I sit here in one of the world’s most hallowed institutions of higher learning, attempting (to no avail) at writing a inventive yet sensible blog post, one whose whit and charm will only force you to read it from beginning to end. But, alas, my efforts are to no avail. So, as anyone in my position would ask himself or herself, who is to blame? Is it the result of my education thus far, one that has lacked to instill in me any sense of creativity? Are years of rote memorization at fault? Would the use of an iPad or a computer have helped me in any way to avoid situations such as the one I find myself in right now? Wikipedia, where are you when I need you most?
In all seriousness, the education crisis that we see within our own country has prompted policy makers and schoolteachers alike to reexamine what it means to have a “western education.” More specifically, within the past decade, the prospects of incorporating technology into a traditional western education have become more and more appealing. If we expand our focus more globally, the use of technology would allow for regions that lack fundamental infrastructure and manpower to have the ability to successfully educate a population.
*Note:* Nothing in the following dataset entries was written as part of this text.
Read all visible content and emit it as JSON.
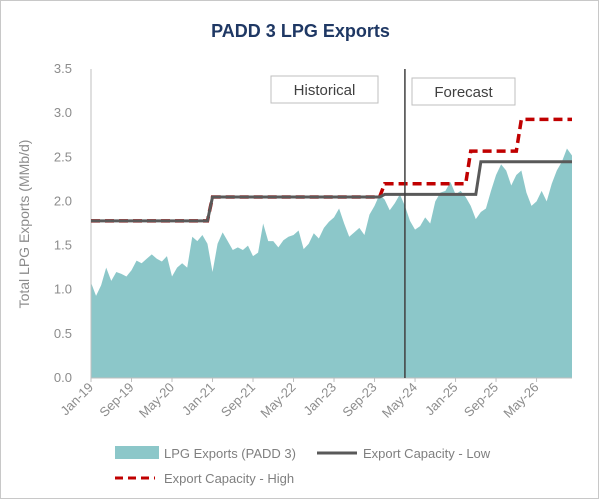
{
  "chart_data": {
    "type": "area",
    "title": "PADD 3 LPG Exports",
    "ylabel": "Total LPG Exports (MMb/d)",
    "xlabel": "",
    "ylim": [
      0,
      3.5
    ],
    "y_ticks": [
      "0.0",
      "0.5",
      "1.0",
      "1.5",
      "2.0",
      "2.5",
      "3.0",
      "3.5"
    ],
    "x_ticks": [
      "Jan-19",
      "Sep-19",
      "May-20",
      "Jan-21",
      "Sep-21",
      "May-22",
      "Jan-23",
      "Sep-23",
      "May-24",
      "Jan-25",
      "Sep-25",
      "May-26"
    ],
    "annotations": {
      "historical": "Historical",
      "forecast": "Forecast",
      "divider_date": "2024-03"
    },
    "grid": false,
    "legend_placement": "bottom",
    "colors": {
      "area": "#8cc7c9",
      "low": "#595959",
      "high": "#c00000",
      "title": "#1f3864"
    },
    "series": [
      {
        "name": "LPG Exports (PADD 3)",
        "kind": "area",
        "x": [
          "2019-01",
          "2019-02",
          "2019-03",
          "2019-04",
          "2019-05",
          "2019-06",
          "2019-07",
          "2019-08",
          "2019-09",
          "2019-10",
          "2019-11",
          "2019-12",
          "2020-01",
          "2020-02",
          "2020-03",
          "2020-04",
          "2020-05",
          "2020-06",
          "2020-07",
          "2020-08",
          "2020-09",
          "2020-10",
          "2020-11",
          "2020-12",
          "2021-01",
          "2021-02",
          "2021-03",
          "2021-04",
          "2021-05",
          "2021-06",
          "2021-07",
          "2021-08",
          "2021-09",
          "2021-10",
          "2021-11",
          "2021-12",
          "2022-01",
          "2022-02",
          "2022-03",
          "2022-04",
          "2022-05",
          "2022-06",
          "2022-07",
          "2022-08",
          "2022-09",
          "2022-10",
          "2022-11",
          "2022-12",
          "2023-01",
          "2023-02",
          "2023-03",
          "2023-04",
          "2023-05",
          "2023-06",
          "2023-07",
          "2023-08",
          "2023-09",
          "2023-10",
          "2023-11",
          "2023-12",
          "2024-01",
          "2024-02",
          "2024-03",
          "2024-04",
          "2024-05",
          "2024-06",
          "2024-07",
          "2024-08",
          "2024-09",
          "2024-10",
          "2024-11",
          "2024-12",
          "2025-01",
          "2025-02",
          "2025-03",
          "2025-04",
          "2025-05",
          "2025-06",
          "2025-07",
          "2025-08",
          "2025-09",
          "2025-10",
          "2025-11",
          "2025-12",
          "2026-01",
          "2026-02",
          "2026-03",
          "2026-04",
          "2026-05",
          "2026-06",
          "2026-07",
          "2026-08",
          "2026-09",
          "2026-10",
          "2026-11",
          "2026-12"
        ],
        "y": [
          1.08,
          0.93,
          1.05,
          1.25,
          1.1,
          1.2,
          1.18,
          1.15,
          1.22,
          1.33,
          1.3,
          1.35,
          1.4,
          1.35,
          1.32,
          1.38,
          1.15,
          1.25,
          1.3,
          1.25,
          1.6,
          1.55,
          1.62,
          1.52,
          1.2,
          1.52,
          1.65,
          1.55,
          1.45,
          1.48,
          1.45,
          1.5,
          1.38,
          1.42,
          1.75,
          1.55,
          1.55,
          1.48,
          1.56,
          1.6,
          1.62,
          1.67,
          1.46,
          1.52,
          1.64,
          1.58,
          1.7,
          1.77,
          1.82,
          1.92,
          1.75,
          1.6,
          1.65,
          1.7,
          1.62,
          1.85,
          1.95,
          2.08,
          2.02,
          1.9,
          1.98,
          2.08,
          1.95,
          1.78,
          1.68,
          1.72,
          1.82,
          1.75,
          2.0,
          2.1,
          2.12,
          2.22,
          2.08,
          2.12,
          2.05,
          1.95,
          1.8,
          1.88,
          1.92,
          2.12,
          2.3,
          2.42,
          2.35,
          2.18,
          2.3,
          2.35,
          2.1,
          1.95,
          2.0,
          2.12,
          2.0,
          2.2,
          2.35,
          2.45,
          2.6,
          2.52
        ]
      },
      {
        "name": "Export Capacity - Low",
        "kind": "step",
        "x": [
          "2019-01",
          "2020-12",
          "2021-01",
          "2023-10",
          "2023-11",
          "2025-05",
          "2025-06",
          "2026-12"
        ],
        "y": [
          1.78,
          1.78,
          2.05,
          2.05,
          2.08,
          2.08,
          2.45,
          2.45
        ]
      },
      {
        "name": "Export Capacity - High",
        "kind": "step-dashed",
        "x": [
          "2019-01",
          "2020-12",
          "2021-01",
          "2023-10",
          "2023-11",
          "2025-03",
          "2025-04",
          "2026-01",
          "2026-02",
          "2026-12"
        ],
        "y": [
          1.78,
          1.78,
          2.05,
          2.05,
          2.2,
          2.2,
          2.57,
          2.57,
          2.93,
          2.93
        ]
      }
    ]
  }
}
However, society presents us with a paradox, of sorts. On the one had, as Issac Asimov contends within his short story “Profession,” technology may accelerate the weaknesses of our current education regime, one that, some argue, promotes rote memorization and, ultimately, the attainment of a job, rather than developing the ability to think critically. In essence, he illustrates the appliancization of the human with an education regime which not only governs whether or not you will “be educated” with pre-determined programing, but also prescribes your line of work, ultimately robbing all but a small fraction of its population the ability to think freely and to learn. Yet, others contend that the current “text book” status quo, cannot continue. Consequently, in examining the traditional methods through which a “Western education” is administered and how these methods will ultimately intersect with technology, (both in the sense of actual hardware and accompanying networks, like the internet) we are forced to ask ourselves, as Asimov contends, what the fundamental purpose of “getting an education” should be.
The introduction and development of programs, such as Khan Academy, providing lessons on topics ranging from chemistry to philosophy all housed within cyberspace, have, in part, restored what Asimov sees as the ultimate goal of education: a life long pursuit of knowledge for the sake of learning that will allow for innovation rather than appliancization. To this end, these programs help alleviate the problem of exclusivity not just within our own country’s education system, but within a broader global context.
Moreover, it is the “generatvity” of technology itself that may ultimately secure its foothold as far as modern education is concerned. Take for example, the One Laptop Per Child (OLPC) project beginning in 2005. Aiming to give one hundred million hardy, portable computers to children in the developing world, the goal of the project is “to create an infrastructure that is both simple and generative,” allowing children the ability to think critically within a community setting while “fixing most major substantive problems only as they arise, rather than anticipating them from the start.” In conjunction with such developments, we see that access to knowledge and science has become “protected by Article 27 of the Universal Declaration of Human Rights . . . [balancing] the right of access with a right to protection of moral and material interests.”
Yet, we would be remiss to assume that technology will solve all of our problems. While the number of open courses at universities like Yale or MIT are growing and the development integrated teaching platforms online help provide equal access, they do not completely address the underlying socio-economic and cultural barriers that we are faced with in reality. Furthermore, there is no point in having these technologies available for little to know cost if those who need it most will not have the infrastructure (i.e. computers) to make use of such opportunities. There is only so much projects and organizations can do.
As for right now, and I’m sure for decades to come, a college degree will continue to be a signal to employers and society “that you’ve passed a certain bar.” Time will only tell if we can develop as Neeru Paharia, founder of Peer 2 Peer University which allows users to set up or participate in online classes, puts it, “alternative signals that indicate to potential employers than an individual is a good thinker and has the skills he or she claims to have—maybe a written report or an online portfolio.” It is clear, however, that we are experiencing the beginnings of “ unbundling,” where the four elements of education—design of a course, delivery of that course, delivery of credit and delivery of a degree—will no longer be housed under “the same institutional setting,” as suggested by Roger C. Schonfeld, research manager at Ithaka S+R, a nonprofit service that helps academic institutions use technology for research and teaching. Ultimately, as technology and education walk hand and hand into the future, a balance of sorts must be found, preventing our society from heading down the same path that Asimov so strongly heads against.